When we do time series query, it is normal that it will return lots of time series data after groupBy(i.e. cpu usage group by host). And often we want to select the TopN from these series, and the sort rule is not depend a single dimension, it depends the whole value of these series(i.e. the highest 5 average of cpu usage). If we can do this, we can answer a lot valuable question, like, what’s the highest 5 CPU average usage during the past 4 hour. How many host’s incoming bandwidth run upper than 120MB/s.
Of course these can be done in front end of the engine, but we think it’s much more efficient if the query engine can support these queries.


Hey Kurt,

For some queries like this, you can use nested groupBys, which work by distributing the inner query, collecting the results on the broker, and then doing the outer query on the broker. But I think that nested groupBys wouldn’t be able to do the specific query you’re asking for.
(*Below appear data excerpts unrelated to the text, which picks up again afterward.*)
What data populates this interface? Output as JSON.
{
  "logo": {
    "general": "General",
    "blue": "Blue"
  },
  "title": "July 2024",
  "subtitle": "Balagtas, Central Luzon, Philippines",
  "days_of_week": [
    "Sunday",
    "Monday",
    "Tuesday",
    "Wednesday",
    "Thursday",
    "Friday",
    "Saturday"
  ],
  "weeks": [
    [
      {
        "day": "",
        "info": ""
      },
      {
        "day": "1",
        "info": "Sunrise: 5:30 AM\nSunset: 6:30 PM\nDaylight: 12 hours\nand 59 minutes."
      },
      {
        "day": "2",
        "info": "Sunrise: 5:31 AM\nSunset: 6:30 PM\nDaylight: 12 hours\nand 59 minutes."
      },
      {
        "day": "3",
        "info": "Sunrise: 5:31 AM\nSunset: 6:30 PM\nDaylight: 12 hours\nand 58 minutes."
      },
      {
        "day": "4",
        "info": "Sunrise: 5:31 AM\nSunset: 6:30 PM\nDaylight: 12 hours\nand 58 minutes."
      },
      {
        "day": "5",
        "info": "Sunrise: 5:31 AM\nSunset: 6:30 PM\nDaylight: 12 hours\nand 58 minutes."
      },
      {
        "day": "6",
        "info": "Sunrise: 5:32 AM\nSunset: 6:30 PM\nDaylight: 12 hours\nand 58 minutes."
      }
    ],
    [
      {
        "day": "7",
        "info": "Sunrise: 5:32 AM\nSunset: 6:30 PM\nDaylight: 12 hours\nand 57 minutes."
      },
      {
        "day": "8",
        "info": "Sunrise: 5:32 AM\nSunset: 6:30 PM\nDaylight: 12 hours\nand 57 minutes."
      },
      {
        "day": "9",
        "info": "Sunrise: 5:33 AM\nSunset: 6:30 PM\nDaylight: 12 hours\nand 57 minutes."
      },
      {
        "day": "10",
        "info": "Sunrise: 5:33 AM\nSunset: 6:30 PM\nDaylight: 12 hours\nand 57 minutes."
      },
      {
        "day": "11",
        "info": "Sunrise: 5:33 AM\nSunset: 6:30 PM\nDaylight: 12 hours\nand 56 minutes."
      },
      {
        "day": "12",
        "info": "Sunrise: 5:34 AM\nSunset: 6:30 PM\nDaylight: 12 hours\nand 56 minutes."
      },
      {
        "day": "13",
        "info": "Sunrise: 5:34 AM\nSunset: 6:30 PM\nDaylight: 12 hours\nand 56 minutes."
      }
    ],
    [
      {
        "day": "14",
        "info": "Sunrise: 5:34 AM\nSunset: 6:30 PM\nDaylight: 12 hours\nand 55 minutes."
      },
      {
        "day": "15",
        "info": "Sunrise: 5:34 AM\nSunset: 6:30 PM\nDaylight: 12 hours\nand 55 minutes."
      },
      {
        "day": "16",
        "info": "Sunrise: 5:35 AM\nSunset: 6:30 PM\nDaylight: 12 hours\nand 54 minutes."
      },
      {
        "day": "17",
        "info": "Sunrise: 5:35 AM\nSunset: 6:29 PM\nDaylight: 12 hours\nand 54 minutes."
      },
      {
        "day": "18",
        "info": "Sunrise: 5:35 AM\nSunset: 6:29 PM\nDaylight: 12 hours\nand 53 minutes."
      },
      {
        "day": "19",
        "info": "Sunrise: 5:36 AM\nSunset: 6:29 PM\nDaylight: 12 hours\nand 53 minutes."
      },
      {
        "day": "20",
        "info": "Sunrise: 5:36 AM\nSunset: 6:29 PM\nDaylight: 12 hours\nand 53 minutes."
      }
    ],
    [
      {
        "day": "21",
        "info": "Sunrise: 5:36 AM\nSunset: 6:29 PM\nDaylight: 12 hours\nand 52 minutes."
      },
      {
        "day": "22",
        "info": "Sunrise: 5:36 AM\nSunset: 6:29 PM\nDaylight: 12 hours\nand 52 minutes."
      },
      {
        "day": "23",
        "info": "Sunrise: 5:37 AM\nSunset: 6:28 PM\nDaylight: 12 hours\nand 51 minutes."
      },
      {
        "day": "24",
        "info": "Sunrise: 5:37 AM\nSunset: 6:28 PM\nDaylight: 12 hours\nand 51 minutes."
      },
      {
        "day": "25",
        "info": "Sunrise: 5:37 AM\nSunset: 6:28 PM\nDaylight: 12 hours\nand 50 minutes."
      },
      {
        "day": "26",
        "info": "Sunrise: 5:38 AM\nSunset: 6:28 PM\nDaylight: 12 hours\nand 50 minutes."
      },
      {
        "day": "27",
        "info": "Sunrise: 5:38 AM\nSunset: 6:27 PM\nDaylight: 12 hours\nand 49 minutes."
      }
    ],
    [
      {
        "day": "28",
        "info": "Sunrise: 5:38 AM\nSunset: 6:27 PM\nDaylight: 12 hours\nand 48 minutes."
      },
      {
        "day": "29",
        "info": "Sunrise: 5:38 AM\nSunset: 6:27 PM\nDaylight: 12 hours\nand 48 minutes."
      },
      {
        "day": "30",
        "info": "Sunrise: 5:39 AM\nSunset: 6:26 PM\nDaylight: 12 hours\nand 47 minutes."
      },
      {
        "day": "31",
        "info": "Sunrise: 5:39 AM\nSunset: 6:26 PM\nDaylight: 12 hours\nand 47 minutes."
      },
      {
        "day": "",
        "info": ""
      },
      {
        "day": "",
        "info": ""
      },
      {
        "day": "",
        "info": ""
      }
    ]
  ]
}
I think the best way to do that is to do a time-granular groupBy to get the various timeseries, and then do the final sort step on the client side.

Hi Gian,
We have done the thing you suggested, and our client side is a web page. Normally this works fine, but if the group number is huge, like one million, the large memory need to store all this data would kill the performance. This involves server side to do some “partition” and “top” calculation. I think this is a very interesting and common problem for time series query, an advanced OLAP query, it’s very nice if druid could support this.

I do agree that it’d be nice for Druid to be able to do things like this in the future.